"More family!" thought Jack wearily, disapproving of Gran's language thoroughly.

"Had two daughters though, and disowned the eldest. Your mother was the youngest. The eldest got herself into trouble and he turned her out. Regular obstinate fool, and no bowels of compassion. That's how men are when y' let 'em. You're the same."

Jack was so sleepy, so sleepy, and the words of the old woman seemed like something pricking him.

"I'd have stood by her—but I was her age, and what could I do? I'd have married her father if I could, for he was a widower. But he married another woman for his second, and I went by ship to Melbourne, and then I took poor old Ellis."

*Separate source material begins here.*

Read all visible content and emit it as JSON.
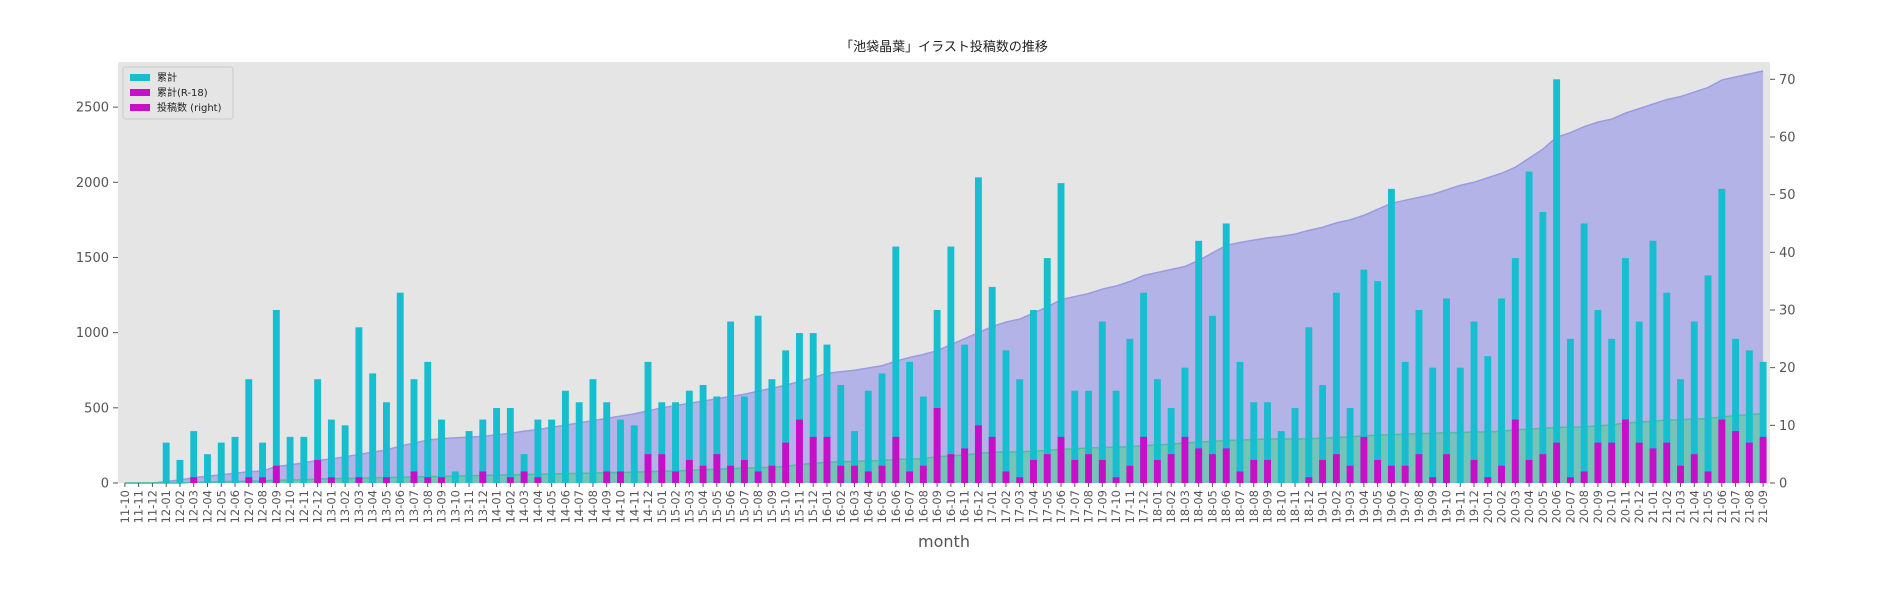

What on earth made her say these things, he didn't know, for he was dead sleepy, and if he'd been wide awake he wouldn't have wanted her to unload this sort of stuff on him. But she went on, like the old demon she was:

"Men are fools, and women make 'em what they are. I followed your Aunt Lizzie up, years after. She married a man in the mounted police, and he sent the boy off. The boy was a bit weak-minded, and the man wouldn't have him. So the lad disappeared into the bush. They say he was canny enough about business and farming, but a bit off about people. Anyway he was Mary's half-brother: you met Mary in Perth. Her scamp of a father was father of that illegitimate boy. But she's an orphan now, poor child: like that illegitimate half-brother of hers."

Jack looked up pathetically. He didn't want to hear. And Gran suddenly laughed at him, with the sudden daring, winsome laugh, like Lennie.

"Y're a bundle of conventions, like y'r grandfather," she said tenderly. "But y've got a kinder heart. I suppose that's from y'r English father. Folks are tough in Australia: tough as whit-leather.—Y'll be tempted to sin, but y'wont be tempted to condemn. And never you mind. Trust yourself, Jack Grant. Earn a good opinion of yourself, and never mind other folks. You've only got to live once. You know when you're spirit glows—trust that. That's you! That's the spirit of God in you. Trust in that, and you'll never grow old. If you knuckle under, you'll grow old."

She paused for a time.

"Though I don't know that I've much room to talk," she ruminated on. "There was my son Esau, he never knuckled under, and though he's dead, I've not much good to say of him. But then he never had a kind heart: never. Never a woman loved Esau, though some feared him. I was not among 'em. Not I. I feared no man, not even your grand-father: except a little. But look at Dad here now. He's got a kind heart: as kind a heart as ever beat. And he's gone old. And he's got heart disease. And he knuckled under. Ay, he knuckled under to me, he did, poor lad. And he'll go off sudden, when his heart gives way. That's how it is with kind-hearted men. They knuckle under, and they die young. Like Dad here. He'll never make old bones. Poor lad!"